Эту фразу Свечников слышал уже раз десять. Как, впрочем, и все остальное.
— С собой-то зачем его принесли?
— Я же вам говорил. Чтобы дома не оставлять.
— Говорили, но я так и не понял почему.
— Боялся, что украдут.
— Кто его может украсть?
— Мало ли.
— Вы что, всегда носите его с собой?
— Не всегда.
— А позавчера для чего взяли?
— На всякий случай. Не хотел оставлять дома.
Точно такой же разговор состоялся между ними полчаса назад. Сейчас круг замкнулся по второму разу. Вздохнув, Свечников перевел взгляд на Иду Лазаревну.
— Ты-то меня почему обманула?
— В чем? — искренне удивилась она.
— Еще спрашиваешь?
— Я тебя не обманывала. Я в самом деле нашла его около нужника.
— Почему не сказала, что это его пистолет?
— А зачем?
— Здрасте!
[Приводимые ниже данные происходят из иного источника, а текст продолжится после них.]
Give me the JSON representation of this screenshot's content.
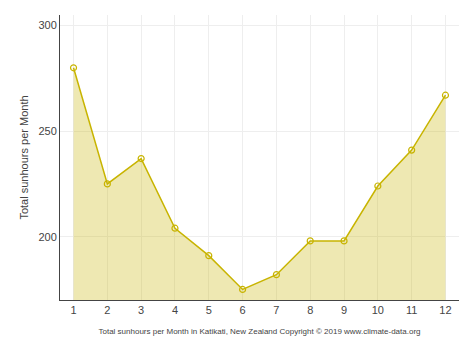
{
  "chart_data": {
    "type": "area",
    "x": [
      1,
      2,
      3,
      4,
      5,
      6,
      7,
      8,
      9,
      10,
      11,
      12
    ],
    "values": [
      280,
      225,
      237,
      204,
      191,
      175,
      182,
      198,
      198,
      224,
      241,
      267
    ],
    "color": "#c8b400",
    "marker": "circle",
    "xlabel": "Total sunhours per Month in Katikati, New Zealand Copyright © 2019 www.climate-data.org",
    "ylabel": "Total sunhours per Month",
    "xlim": [
      0.6,
      12.4
    ],
    "xticks": [
      1,
      2,
      3,
      4,
      5,
      6,
      7,
      8,
      9,
      10,
      11,
      12
    ],
    "ylim": [
      170,
      305
    ],
    "yticks": [
      200,
      250,
      300
    ],
    "grid": true
  }
}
Я же тебя спрашивал, чей он.
— Я и ответила: теперь — мой.
— Но я спросил, чей он был раньше, и ты сказала, что не знаешь.
— А кто ты мне такой, чтобы все тебе рассказывать? — парировала Ида Лазаревна.
— Ладно. — Свечников поднялся. — Поехали.
— Интересно, куда это?
— В губчека. Не хотите говорить мне, расскажете там.
— Пожалуйста, подождите! — остановил его Сикорский. — Что именно вы хотите знать?
— От вас — одно. Чего ради вы притащили этот пистолет в Стефановское училище?
— А от меня? — спросила Ида Лазаревна.
— От тебя — другое. Сама знаешь что.